Prodded by the Pentagon, Petraeus is preparing battle plans for 2008 based on three scenarios: further improvement, a continuation of the status quo and a regression. Improvements might speed the timetable for withdrawal; regression might mean bringing back combat units that had been withdrawn. Only if there is "irreversible momentum" toward stability, said Odierno, "we can probably then reduce at a faster rate."
The diplomatic surge will begin next month with another visit by Secretary of State Condoleezza Rice -- continuing the talks she held here this week about political reconciliation. She hopes that by then, the Iraqi parliament will have passed a long-delayed de-Baathification law and that it will make progress toward provincial power-sharing and judicial accountability.

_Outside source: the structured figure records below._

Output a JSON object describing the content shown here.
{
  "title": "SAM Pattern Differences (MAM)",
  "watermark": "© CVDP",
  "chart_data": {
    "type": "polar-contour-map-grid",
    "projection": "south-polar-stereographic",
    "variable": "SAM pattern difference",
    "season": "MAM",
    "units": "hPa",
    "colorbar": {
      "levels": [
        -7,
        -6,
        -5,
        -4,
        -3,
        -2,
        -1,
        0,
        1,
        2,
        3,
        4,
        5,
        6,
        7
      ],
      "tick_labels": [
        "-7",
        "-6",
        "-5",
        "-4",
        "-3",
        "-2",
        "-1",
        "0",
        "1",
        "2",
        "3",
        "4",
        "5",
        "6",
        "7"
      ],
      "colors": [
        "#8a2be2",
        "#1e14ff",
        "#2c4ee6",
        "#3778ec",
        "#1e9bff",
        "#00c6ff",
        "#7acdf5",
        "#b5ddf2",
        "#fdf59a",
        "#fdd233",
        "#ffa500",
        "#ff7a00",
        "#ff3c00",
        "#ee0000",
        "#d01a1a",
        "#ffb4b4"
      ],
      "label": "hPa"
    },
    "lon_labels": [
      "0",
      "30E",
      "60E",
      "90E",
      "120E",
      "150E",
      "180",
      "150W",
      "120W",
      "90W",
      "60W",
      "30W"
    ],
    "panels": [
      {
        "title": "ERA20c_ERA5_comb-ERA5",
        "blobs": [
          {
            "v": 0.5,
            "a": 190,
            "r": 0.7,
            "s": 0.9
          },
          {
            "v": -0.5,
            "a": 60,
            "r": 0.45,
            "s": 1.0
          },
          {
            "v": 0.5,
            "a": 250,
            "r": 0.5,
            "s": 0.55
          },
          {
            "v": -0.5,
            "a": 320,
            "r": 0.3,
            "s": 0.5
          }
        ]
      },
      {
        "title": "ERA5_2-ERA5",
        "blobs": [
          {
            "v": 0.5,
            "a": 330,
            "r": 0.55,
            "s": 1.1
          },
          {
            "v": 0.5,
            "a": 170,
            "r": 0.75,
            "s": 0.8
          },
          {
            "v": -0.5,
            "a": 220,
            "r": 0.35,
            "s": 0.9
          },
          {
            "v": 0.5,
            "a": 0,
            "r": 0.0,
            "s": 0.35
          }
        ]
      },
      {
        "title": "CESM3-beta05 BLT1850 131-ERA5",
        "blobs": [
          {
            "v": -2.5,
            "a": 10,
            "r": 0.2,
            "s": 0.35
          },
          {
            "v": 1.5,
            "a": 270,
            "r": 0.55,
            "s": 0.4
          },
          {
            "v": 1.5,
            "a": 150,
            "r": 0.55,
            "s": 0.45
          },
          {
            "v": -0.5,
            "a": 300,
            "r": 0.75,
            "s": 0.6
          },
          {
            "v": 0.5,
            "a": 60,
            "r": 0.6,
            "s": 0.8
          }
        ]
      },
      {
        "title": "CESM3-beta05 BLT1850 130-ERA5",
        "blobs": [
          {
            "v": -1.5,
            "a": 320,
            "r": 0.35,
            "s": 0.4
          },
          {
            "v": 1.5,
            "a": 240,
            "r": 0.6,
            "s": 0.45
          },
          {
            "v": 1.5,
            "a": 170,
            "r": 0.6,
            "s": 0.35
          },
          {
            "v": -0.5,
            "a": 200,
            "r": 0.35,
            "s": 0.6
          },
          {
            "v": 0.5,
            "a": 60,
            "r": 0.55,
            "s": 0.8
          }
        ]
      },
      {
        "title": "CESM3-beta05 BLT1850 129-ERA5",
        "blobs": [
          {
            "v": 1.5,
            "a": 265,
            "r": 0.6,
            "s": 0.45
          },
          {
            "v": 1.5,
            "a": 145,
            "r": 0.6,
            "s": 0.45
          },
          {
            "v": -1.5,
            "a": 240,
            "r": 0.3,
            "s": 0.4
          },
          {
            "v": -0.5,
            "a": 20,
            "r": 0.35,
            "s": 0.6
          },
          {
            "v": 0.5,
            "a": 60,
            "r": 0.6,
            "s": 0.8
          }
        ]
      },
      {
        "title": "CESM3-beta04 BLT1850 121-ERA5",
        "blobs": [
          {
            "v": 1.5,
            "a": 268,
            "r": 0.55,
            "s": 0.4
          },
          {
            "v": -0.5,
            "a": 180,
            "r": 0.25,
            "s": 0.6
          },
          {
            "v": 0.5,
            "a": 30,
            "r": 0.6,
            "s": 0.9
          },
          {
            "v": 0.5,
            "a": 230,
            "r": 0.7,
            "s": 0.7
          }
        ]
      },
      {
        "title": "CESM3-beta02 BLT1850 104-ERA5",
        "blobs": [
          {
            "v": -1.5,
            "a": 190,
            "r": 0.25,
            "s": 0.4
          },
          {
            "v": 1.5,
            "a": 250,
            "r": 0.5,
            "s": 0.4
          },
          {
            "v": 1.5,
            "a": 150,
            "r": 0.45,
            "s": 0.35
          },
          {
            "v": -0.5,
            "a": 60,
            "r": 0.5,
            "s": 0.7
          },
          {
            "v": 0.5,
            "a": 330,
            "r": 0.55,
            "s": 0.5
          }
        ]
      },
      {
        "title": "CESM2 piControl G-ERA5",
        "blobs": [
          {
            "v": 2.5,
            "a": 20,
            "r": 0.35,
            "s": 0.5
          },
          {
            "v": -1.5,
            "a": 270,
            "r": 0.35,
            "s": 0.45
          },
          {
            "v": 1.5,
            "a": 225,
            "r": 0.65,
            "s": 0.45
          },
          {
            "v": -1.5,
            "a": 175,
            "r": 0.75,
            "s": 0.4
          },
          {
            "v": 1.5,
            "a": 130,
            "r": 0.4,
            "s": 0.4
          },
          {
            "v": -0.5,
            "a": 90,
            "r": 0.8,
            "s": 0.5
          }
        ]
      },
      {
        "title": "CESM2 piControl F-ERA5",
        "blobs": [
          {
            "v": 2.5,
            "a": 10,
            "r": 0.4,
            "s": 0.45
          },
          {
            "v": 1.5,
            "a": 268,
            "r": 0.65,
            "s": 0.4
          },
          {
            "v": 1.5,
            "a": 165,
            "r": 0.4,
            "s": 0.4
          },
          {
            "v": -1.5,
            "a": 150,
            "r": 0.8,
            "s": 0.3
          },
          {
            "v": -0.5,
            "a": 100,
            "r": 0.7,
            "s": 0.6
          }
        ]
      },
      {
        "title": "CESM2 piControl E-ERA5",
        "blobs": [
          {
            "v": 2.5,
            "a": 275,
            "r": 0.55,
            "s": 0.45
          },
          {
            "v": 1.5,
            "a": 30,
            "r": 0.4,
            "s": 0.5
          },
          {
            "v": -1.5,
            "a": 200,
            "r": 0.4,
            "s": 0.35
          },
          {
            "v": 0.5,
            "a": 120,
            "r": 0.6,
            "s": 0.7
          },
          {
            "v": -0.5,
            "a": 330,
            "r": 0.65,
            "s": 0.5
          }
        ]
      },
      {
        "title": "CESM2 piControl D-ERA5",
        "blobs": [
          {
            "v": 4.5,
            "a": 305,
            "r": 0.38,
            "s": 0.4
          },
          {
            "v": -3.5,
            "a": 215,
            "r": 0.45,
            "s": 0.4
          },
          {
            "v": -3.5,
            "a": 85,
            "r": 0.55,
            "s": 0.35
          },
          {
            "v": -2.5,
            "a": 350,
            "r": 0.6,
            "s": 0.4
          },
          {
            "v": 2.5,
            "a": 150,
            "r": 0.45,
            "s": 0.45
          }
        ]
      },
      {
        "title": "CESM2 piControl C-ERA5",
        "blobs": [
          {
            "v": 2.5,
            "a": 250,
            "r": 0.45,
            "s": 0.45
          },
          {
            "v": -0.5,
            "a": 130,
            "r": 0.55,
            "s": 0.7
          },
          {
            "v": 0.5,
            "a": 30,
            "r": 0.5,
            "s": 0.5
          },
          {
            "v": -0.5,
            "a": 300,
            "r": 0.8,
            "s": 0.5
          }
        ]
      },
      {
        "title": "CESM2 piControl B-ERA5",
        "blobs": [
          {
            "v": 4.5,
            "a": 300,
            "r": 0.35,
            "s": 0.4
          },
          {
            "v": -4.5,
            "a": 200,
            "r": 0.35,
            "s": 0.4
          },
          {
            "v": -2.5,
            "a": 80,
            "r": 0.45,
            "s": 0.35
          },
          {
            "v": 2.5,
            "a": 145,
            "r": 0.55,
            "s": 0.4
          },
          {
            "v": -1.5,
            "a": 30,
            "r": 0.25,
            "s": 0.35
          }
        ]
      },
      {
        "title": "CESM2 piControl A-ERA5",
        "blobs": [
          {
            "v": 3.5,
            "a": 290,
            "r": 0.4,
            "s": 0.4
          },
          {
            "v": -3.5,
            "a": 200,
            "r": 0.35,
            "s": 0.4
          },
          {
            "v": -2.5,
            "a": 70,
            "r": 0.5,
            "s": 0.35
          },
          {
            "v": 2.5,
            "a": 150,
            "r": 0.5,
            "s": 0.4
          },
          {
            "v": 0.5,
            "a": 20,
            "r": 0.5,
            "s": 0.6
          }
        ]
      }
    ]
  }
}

Her diplomatic push will engage the broad group of Iraqi leaders known as the "Presidency Council" and not just the Shiite prime minister, Nouri al-Maliki. Her advisers hope that the governing coalition can succeed where Maliki has failed.
In January, the United States will also invite the Iraqis to negotiate a new "strategic partnership agreement" to replace the existing U.N. mandate for U.S. troops, starting in 2009. David Satterfield, Rice's special coordinator for Iraq, will ask Baghdad to appoint a negotiating team that represents all the country's factions and ministries. This new agreement will be sensitive for both sides, since it will cover everything from imprisonment of Iraqi detainees to future U.S. basing rights to Special Forces operations against al-Qaeda terrorists. Explains a senior Bush administration official: "There will be new rules of the game. There have to be. It cannot be business as usual."
U.S. officials concede that there's a tension between the political goal of full Iraqi sovereignty and the military's desire to maintain security. That friction is already evident in behind-the-scenes debates over troop levels between Petraeus and Adm. William Fallon, the chief of Central Command. These issues will come to a head in March, when Petraeus delivers his next progress report to Congress. The Catch-22 for Petraeus is that the more successful he is on the ground, the more pressure he will encounter for troop cuts that might reverse his hard-won gains.
What's ahead in Iraq, whatever the number of U.S. troops, is a messy process of sorting out political control across the country. As these power struggles take place in Najaf, Nasiriyah, Kirkuk, Basra and other cities, U.S. advisers are trying to broker peaceful compromises -- and U.S. troops are standing by to help in case violence erupts and gets out of hand. That's a preview of what to expect in Iraq, where continued American success paradoxically will mean less and less American control.